Still got the tapes, still got the Nak in the rack, and still have the Soundstream TC-308 in the work truck. You can use Dolby C with that combo.
I love cassettes for the vehicle because, well ... CDs were never meant for the car environment. Not that they sound bad ... they don't ... but they are an order of magnitude more fragile than cassettes. The iPod mitigates some of that today, but unless you use lossless or AIFFs on your portable media player, the cassette kicks butt.
Plus, there is always the thing about content you can't get anywhere else ... assuming you're in it for the music. There is an interesting thing about analog tape ... whether 2" 24-track or the lowly cassette. It has fairly large amounts of 3rd harmonic distortion (like 3% or more) but not much else. Obviously since pretty much everything from the early 90's and back was recorded in the studio on tape, we don't find it that objectionable.

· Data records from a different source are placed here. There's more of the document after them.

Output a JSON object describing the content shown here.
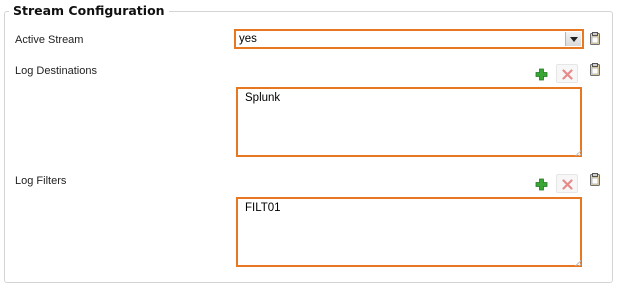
{
  "section": {
    "title": "Stream Configuration"
  },
  "active_stream": {
    "label": "Active Stream",
    "value": "yes"
  },
  "log_destinations": {
    "label": "Log Destinations",
    "items": [
      "Splunk"
    ]
  },
  "log_filters": {
    "label": "Log Filters",
    "items": [
      "FILT01"
    ]
  },
  "icons": {
    "add": "add-icon",
    "remove": "remove-icon",
    "clipboard": "clipboard-icon",
    "dropdown": "chevron-down-icon"
  },
  "colors": {
    "accent_border": "#e87722",
    "add_green": "#3aa535",
    "remove_red": "#e68a8a"
  }
}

Musically, it's "a 12th" which is 1 octave + 1 fifth. On pure tones it's easy to hear but on music, not so much; it adds a bit of an edge but it's not harmonically objectionable (within reason). Another interesting thing ... with tape decks and tape formulas, there is always a spec for maximum recording level at 3% 3rd Harmonic Distortion. This was listed as "THD" in the spec sheets, leading people to mistakenly assume it was "Total Harmonic Distortion". With tape, it's not.
'86 you say? A bit too early (by about 2 years) for DAT tape, but Open Reel; VHS tape; Cassette with perhaps DBX encoding are all possible location or radio studio media of the era.
If they used metal tape it was probably just for the headroom, but my experience suggests a TASCAM Portastudio (4-track cassette at double speed) or other mobile cassette unit with/without DBX and TDK-SA 90 **, at the most, was probably more likely ... radio stations are, trust me, stingy to an extreme. There were quite a few good quality 2-channel portable cassette recorders they could have used, from Uher, Nak, and even the Sony Professional Walkman (all 3-head dual capstan units with NR of some kind).
Metal was $15, SA was $3, and a 90 minute tape lasts for 22 1/2 minutes of recording at double speed 4-track in a Portastudio. They could have gone stereo (1+3 then 2+4) and got 45 minutes out of a tape. The other cassette recorders might have got 90 minutes from a tape (some offered double speed, some not).
It gets expensive to record on metal, and NR was cheaper if you actually did any amount of recording ... a DBX unit gets you way past -70 dB S/N on open reel tape, an easy -60 dB on cassette. I've seen radio stations that recorded everything on the cheapest tape you can get, bought by the case (of, like 200), with white no-name labels that came in sheets and you had to stick on yourself. The same stuff the tape duplicators used; the same stuff your pre-recorded tapes from the major Labels are.
Open reel was heavy, needed "real" power, tends to go out of alignment when you move it too much, and not many people used it for live recording in the 80's, even via mobile. Of course, it could have been sent to the station and put to tape there; every station had loggers (by law) so there was a good chance a machine was available. Loggers ran at 15/16 ips (get 24 hours on one reel) but a lot of stations would buy the studio deck at the same time and it would do 3+3/4 and 7+1/2, if not 15.
I'd put my money on VHS HiFi or Beta HiFi tape, but you never know; it was only released in '85. Still, it was very popular with radio and mobile studios for audio. 70 dB S/N, 70dB channel separation, 20~20K, 90 dB S/N in the electronics, battery power was available and the tape was cheap and offered long recording times. Not to be confused with just recording audio on the video track, which was your option on a non-HiFi deck, and was bunk.
** Depends on the deck, but the factory bias was usually set for Maxell on Naks and TDK for most others. Uhers were biased for BASF. Of course, you can adjust the bias for any tape.